I'm sure there are a lot of perspectives that people can offer depending on when they were involved with the project and what they were doing with it. What I do know that might be relevant is that both my grandfather (a senior Infantry officer) was part of a team that evluated the technology in the earlu 1950's (probably some time shortly after the end of the Korean War). Separately, my father (a senior officer in the Transportation Corps) was part of a team that evaluated the technology sometime in the 1960's.(probably 1964 based on where we were stationed at the time). In the 1970's when flechettes once again caught people's imagination, I was treated to their "war stores".

The Infantry contingent that my grandfather was part of were horrified by the abysmal accuracy out beyond 200 or 300 yards. The use of "stacked" projectiles seemed anathema to the entire idea of marksmanship and "Hits Count". And in spite of what the test data said, nobody believed such a small projectile could actually put a man down.

The Transportation Corps contingent was horrified at the rate of fire. At 2,000 rpm, 60 rounds lasts about 1.5 seconds. Just tap the trigger a couple of times and your magazine was dry. And how did anyone expect them to find the ships, trains and trucks to get that amount of ammunition across the ocean and distributed to the men?

I'm sure you'll get a lot of other perspectives, but these are just two from guys who were there at different times.
 
There were all sorts of issues with flechettes.
Low mass projectiles have all sorts of wobbly stats--you can accelerate a 1 gram ping pong ball to pver 100m/s, but keeping that little mass supersonic is problematic.

Next, the length to width on the flechette means they actually have to be made to significantly higher standards than ordinary ball ammo. The material also has to withstand some stout stresses--so, you wind up needing a material like tungsten for the darts.

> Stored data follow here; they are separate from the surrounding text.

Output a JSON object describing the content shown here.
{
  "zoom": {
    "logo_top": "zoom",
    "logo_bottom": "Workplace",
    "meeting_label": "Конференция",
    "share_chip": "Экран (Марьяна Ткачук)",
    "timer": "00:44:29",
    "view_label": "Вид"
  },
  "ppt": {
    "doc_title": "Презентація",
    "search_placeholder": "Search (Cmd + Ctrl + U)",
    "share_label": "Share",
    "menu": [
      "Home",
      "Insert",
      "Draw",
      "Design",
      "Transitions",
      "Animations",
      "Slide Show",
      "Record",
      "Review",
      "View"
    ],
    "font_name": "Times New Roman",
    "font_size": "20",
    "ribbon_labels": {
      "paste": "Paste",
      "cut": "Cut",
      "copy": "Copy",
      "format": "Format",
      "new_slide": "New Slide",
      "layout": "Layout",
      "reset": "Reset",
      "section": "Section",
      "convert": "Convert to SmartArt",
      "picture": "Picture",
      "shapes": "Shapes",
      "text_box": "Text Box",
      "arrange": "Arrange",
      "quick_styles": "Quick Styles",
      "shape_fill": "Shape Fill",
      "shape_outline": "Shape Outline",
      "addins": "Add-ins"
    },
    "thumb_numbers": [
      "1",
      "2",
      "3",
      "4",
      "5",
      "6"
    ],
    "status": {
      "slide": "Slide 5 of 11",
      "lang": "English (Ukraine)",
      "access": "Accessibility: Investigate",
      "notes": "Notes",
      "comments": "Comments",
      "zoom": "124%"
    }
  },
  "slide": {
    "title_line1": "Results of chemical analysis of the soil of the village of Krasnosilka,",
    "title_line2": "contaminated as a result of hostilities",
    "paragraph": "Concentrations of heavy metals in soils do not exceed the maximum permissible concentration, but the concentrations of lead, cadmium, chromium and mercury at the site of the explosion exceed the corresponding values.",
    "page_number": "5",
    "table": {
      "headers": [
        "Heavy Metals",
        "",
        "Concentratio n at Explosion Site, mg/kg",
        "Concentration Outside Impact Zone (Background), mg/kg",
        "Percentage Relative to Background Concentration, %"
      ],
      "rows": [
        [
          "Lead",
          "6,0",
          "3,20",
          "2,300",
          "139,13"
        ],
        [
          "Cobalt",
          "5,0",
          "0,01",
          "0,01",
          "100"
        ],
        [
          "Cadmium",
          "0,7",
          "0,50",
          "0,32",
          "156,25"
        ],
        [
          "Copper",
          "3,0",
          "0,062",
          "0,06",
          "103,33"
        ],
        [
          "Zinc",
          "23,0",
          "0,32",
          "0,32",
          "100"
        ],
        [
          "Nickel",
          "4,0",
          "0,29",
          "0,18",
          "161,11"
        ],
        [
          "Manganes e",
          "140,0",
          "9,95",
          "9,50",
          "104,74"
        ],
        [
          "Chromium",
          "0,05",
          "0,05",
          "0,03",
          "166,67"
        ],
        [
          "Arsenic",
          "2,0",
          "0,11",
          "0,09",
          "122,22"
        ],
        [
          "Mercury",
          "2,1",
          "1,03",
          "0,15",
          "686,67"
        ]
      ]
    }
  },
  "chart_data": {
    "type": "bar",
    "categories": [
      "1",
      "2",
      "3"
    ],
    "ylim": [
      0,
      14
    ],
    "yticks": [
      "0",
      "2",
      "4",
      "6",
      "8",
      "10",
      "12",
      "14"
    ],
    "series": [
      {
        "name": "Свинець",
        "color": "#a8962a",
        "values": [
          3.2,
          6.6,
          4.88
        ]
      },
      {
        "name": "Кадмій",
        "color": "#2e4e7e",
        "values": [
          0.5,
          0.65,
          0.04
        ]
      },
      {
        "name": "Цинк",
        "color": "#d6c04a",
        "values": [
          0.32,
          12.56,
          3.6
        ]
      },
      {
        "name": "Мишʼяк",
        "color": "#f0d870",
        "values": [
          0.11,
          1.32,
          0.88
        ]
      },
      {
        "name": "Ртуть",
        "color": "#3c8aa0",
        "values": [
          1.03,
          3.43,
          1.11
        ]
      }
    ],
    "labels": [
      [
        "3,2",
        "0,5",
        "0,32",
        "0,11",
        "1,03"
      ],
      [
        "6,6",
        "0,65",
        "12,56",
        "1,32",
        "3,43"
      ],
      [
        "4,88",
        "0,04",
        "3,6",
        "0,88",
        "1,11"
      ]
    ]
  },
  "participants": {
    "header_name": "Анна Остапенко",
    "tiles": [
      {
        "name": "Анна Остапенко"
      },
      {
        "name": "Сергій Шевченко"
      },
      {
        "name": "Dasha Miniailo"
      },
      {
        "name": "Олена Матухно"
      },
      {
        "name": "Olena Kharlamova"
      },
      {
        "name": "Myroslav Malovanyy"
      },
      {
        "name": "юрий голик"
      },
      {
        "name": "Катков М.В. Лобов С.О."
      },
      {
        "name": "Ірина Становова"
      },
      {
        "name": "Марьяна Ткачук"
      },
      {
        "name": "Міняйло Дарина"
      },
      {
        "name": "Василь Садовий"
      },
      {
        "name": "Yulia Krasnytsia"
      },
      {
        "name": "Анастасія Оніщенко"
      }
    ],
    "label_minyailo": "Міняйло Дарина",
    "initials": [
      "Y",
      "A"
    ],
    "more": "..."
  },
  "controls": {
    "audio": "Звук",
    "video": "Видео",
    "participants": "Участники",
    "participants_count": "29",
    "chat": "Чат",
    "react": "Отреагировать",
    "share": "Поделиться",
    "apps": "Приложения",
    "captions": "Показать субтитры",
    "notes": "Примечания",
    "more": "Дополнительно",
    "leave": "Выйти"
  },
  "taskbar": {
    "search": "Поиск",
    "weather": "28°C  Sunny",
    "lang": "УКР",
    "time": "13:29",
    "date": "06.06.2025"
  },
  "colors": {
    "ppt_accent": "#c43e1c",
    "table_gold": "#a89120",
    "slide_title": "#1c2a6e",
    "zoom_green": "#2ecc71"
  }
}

Then, there's the whole spin or don't spin the projo argument to sort out. If you use fins, they have to be quite strong, and also huely precise. Spinning projos in the 2-3mm diameter range is complicated, too.

However, there's a much larger logistical issue. One which has doomed a number of promising ammunition designs. Which is GPMG ammo (and, to some extent, SAW ammo). For suppressive use, you need to engage targets--largely by suppression--at right at three times rifle range. If your fielded rifle is good to 300m, you need your GPMG able to engage at 900m. So, with flechettes, you are going to need separate MG ammo (and, really, separate SAW ammo). Two different ammo trains is complicated. This is what doomed the .276pedersen and the Brit .280 round--the ammo was quite good for infantry rifles, but not so much for MG use.

Lastly, best way to run flechettes is to sabot them and set them in bottlenecked cartridges. Ok, for a 2-2.5mm flechette, you need about a 5.5-6mm sabot just to make manufacturing sensible. So, you have just created a 5.5mm rifle with a bottleneck chamber. Which you could load with a 50-60gr ball and get known performance versus a 10-15gr dart that might or might not be a laser beam.